Childhood reminiscences of St Peter's in the 1950s
The Cathedral Brighton would have had
I doubt there’s anyone reading this website who’s more atheistic than me, but I’d still consider it a great shame if St Peter’s Church were to come down. It’s been an icon in the town – now city – for almost two centuries, and I can’t imagine the place without it.
Despite being atheistically minded almost from first having God described to me – what WAS this fantastic figure supposed to be all about? – my early life was surprisingly closely entwined with St Peter’s. As a very small child I remember it being described to me by a teacher as the cathedral Brighton would have had, had it been a cathedral city.
From the age of seven, for over three years, I was a member of the 32nd Brighton (St Peter’s) Wolf Cub pack. (Our most distinguishing feature was that we, uniquely, wore navy blue jerseys, whilst the standard was dark green jerseys.) On the first Sunday of each month we would march in formation to St Peter’s from our scout HQ, a dusty old hall in a street whose name I forget off Albion Hill – now long demolished and replaced by the Albion Hill flats estate during the early sixties – for Church Parade, which was actually the morning communion service.
Actually, I enjoyed the Cubs greatly, whilst resenting the heavy religious patina that then still overlaid the movement and finding Church Parade particularly irksome. After the final demolition of our HQ we moved to St Peter’s Church Hall itself, although this lacked the peculiar atmosphere generated by the ancient tennis rackets, hockey sticks, sofas and two dusty old harmoniums that littered the old hall.
St Peter’s Sunday School
When I was nine my father (himself an dyed-in-the-wool atheist) recognised the opportunity for getting me out of the house on Sunday afternoons for a couple of hours that enrolling me in St Peter’s Sunday School would provide. For a year I stuck this out manfully, despite being the oldest pupil there by some margin and not exactly endearing myself by doe-eyed devotion to the elderly spinster ladies who ran the classes. (I did however enjoy the annual Sunday School outing to Bognor Regis, on a hired Southdown bus, with the highlight being a turn on the motor boats on the lake in Hotham Park.)

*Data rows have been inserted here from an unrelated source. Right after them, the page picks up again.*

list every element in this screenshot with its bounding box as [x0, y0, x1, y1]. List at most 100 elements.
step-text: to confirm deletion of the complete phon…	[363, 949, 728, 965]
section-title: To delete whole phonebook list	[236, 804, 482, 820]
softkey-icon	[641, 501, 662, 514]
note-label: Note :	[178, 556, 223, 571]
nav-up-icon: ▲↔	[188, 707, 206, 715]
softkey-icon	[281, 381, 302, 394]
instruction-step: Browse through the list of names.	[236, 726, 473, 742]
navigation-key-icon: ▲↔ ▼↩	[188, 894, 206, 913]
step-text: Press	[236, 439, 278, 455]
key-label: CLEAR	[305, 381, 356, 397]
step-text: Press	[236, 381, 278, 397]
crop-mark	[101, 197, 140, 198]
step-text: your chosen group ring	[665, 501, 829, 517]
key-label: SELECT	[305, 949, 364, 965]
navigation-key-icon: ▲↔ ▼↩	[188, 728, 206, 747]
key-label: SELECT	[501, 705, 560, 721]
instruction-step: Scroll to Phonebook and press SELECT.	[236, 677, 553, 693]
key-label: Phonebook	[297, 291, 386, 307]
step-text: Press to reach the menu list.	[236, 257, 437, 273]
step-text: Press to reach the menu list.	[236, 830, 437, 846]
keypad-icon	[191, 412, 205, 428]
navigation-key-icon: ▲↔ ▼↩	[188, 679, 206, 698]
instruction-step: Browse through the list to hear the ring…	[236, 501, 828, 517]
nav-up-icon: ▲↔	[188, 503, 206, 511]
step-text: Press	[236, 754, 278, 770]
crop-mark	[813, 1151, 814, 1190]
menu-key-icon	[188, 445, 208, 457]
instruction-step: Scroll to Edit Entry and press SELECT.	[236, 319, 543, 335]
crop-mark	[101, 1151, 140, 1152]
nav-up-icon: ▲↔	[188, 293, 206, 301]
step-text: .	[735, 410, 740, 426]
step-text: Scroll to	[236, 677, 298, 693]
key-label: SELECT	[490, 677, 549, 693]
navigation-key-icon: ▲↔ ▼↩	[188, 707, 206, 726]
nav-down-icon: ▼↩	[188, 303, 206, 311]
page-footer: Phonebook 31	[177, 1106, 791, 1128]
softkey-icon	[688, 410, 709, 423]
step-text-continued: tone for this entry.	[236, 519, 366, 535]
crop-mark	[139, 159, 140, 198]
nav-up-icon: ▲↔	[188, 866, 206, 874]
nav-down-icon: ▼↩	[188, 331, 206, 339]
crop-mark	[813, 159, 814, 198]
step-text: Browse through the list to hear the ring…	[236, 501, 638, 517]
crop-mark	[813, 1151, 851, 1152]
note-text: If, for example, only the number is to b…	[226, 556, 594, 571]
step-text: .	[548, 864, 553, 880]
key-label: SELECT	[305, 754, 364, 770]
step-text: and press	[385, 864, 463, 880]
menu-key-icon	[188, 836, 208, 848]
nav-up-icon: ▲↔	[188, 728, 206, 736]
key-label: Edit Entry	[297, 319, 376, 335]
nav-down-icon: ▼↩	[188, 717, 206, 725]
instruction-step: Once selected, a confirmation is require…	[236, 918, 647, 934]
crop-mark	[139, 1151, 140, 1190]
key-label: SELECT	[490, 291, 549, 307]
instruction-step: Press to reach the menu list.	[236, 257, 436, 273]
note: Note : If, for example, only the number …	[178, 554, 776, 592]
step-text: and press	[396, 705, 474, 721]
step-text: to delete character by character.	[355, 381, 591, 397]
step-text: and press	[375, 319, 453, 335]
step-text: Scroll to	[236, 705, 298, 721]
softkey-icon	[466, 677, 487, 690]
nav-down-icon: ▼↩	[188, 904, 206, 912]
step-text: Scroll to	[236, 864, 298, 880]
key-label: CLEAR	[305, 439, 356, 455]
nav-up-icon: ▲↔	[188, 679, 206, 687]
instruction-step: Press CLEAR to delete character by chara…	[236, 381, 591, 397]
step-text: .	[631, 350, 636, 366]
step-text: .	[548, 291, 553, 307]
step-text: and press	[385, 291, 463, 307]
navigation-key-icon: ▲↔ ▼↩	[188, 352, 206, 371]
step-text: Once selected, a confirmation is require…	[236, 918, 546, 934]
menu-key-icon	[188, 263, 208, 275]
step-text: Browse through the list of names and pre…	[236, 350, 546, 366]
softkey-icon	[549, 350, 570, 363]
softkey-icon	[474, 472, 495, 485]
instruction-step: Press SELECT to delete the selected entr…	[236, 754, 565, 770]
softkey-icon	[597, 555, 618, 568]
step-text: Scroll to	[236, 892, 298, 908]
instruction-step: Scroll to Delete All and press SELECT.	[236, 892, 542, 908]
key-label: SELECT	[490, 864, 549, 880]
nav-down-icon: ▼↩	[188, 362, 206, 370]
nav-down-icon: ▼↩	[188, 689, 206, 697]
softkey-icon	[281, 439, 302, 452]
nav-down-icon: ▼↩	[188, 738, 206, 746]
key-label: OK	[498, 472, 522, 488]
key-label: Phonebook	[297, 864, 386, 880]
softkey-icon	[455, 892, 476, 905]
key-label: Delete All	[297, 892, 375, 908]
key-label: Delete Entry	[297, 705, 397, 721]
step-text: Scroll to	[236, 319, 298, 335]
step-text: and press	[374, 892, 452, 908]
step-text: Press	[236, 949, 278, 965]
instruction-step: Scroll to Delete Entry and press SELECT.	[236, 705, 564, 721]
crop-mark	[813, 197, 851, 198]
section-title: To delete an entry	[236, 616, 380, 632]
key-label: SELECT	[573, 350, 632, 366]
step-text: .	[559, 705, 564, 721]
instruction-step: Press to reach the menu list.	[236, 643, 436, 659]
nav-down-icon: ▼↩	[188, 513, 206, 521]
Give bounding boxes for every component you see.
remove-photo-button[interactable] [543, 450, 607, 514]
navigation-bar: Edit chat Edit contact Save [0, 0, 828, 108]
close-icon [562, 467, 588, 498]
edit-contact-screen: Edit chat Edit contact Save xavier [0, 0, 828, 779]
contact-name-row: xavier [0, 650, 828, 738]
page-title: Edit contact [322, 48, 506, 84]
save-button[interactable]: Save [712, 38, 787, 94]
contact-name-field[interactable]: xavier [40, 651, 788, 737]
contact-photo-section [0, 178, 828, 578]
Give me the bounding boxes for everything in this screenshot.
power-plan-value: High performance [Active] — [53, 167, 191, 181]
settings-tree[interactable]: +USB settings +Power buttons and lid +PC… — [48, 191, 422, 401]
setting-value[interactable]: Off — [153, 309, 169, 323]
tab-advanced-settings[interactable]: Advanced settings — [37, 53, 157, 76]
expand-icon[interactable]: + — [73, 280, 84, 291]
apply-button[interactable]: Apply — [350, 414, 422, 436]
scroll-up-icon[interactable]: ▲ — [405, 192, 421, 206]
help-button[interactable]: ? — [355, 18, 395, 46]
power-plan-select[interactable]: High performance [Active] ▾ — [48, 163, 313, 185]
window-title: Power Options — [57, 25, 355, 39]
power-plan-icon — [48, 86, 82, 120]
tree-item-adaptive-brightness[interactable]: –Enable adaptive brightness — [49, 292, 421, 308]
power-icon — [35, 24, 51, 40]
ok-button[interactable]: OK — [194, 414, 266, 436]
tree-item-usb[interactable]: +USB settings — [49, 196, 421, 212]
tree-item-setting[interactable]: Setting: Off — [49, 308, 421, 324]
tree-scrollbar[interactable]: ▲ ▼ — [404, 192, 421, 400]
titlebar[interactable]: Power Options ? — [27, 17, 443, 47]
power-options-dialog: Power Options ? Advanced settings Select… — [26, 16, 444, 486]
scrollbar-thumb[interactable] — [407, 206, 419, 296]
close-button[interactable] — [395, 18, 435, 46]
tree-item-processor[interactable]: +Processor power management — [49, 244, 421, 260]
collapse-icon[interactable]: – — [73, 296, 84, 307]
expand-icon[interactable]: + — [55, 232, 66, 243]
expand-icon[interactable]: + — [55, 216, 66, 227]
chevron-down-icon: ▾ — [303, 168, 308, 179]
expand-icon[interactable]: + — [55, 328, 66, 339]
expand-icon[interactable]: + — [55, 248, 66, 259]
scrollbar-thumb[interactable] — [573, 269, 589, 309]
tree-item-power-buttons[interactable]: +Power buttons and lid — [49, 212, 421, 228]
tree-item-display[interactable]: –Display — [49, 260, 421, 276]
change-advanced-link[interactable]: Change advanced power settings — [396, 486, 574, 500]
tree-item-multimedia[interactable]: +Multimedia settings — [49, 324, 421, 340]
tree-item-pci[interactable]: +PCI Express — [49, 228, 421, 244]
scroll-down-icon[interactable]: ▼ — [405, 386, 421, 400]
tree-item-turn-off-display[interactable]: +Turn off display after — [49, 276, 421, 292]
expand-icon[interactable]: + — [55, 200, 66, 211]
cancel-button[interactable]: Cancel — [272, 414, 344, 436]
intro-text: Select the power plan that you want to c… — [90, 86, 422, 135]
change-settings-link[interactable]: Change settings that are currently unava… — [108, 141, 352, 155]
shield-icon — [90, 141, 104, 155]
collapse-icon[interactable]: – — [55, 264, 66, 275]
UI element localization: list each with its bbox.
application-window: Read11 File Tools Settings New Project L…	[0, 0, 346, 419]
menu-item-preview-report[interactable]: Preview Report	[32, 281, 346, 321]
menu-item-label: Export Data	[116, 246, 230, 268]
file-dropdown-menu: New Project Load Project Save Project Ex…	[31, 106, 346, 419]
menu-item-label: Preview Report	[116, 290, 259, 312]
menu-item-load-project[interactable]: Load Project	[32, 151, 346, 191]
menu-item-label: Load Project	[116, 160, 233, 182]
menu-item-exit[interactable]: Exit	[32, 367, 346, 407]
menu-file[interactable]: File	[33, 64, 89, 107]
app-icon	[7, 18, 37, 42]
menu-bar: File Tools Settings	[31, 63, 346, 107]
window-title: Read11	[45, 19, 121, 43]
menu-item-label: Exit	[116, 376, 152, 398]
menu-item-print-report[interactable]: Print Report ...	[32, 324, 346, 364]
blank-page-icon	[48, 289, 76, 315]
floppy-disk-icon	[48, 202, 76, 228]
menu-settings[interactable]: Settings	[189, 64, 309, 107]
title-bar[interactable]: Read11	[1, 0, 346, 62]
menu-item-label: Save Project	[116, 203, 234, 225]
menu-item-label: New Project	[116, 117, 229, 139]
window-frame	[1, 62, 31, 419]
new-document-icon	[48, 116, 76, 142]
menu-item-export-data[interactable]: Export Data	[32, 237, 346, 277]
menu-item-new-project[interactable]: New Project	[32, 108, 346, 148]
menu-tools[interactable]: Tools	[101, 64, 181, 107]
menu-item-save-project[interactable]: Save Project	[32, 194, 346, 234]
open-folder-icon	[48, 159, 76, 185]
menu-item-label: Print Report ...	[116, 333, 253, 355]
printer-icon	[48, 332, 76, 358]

Perhaps recognising that I was a bit senior for Sunday School, the then vicar of St Peter’s, the Rev Turnbull, invited me to become a Server. Eager to escape the elderly spinster ladies, and seeing the advantage of getting my compulsory weekly dose of religion over before lunchtime, I ended up wearing the full rig of cassock, smock and ruffled collar and carrying a candle on a pole behind the vicar as he processed up the aisle at communion. I recall sitting to one side of him opposite the choir as the prayers and hymns proceeded, being more firmly than ever convinced of my atheist leanings and that I was committing a sin of hypocrisy just being where I was.
Unsurprisingly, this only lasted a few months and I finally excused myself by simply failing to turn up soon after my tenth birthday. This really severed my slightly dishonourable links with St Peter’s, other than a chance meeting with Mr Turnbull some three years later at a wedding in Hassocks, to where he had moved to become rector of two small churches. (He bore me no ill will for my desertion: indeed, he was a real gentleman and a Christian in the truly charitable sense, having provided comfort to my mother at a time of family breakdown shortly before he left St Peter’s, even though she was not a member of his congregation.)
A topographical feature
Living in the lower Ditchling Road area, St Peter’s remained a topographical focus of my daily life until I left Brighton for university in 1968. I recall seeing with dismay on a later visit the effects of the 1987 hurricane on the fine trees that surrounded it, leaving it standing seemingly naked. Someone has pointed out that its “cheap” construction from Portland stone has rendered St Peter’s vulnerable to weathering and erosion, and that this is an argument for its demolition. Well, almost all the civic and ecclesiastical buildings here in Bath are made from similar material, and the idea of allowing any of them to be thus removed would result in insurrection on the streets. The use of this soft material in such buildings makes them eminently repairable and restorable.
One such in Bath, St Mark’s at Widcombe, long deconsecrated as a city church due to non-viable congregation, is now a vital and much-loved community centre. Perhaps St Peter’s has no future as a place of worship, but this atheist would be delighted to see it survive as a similar facility.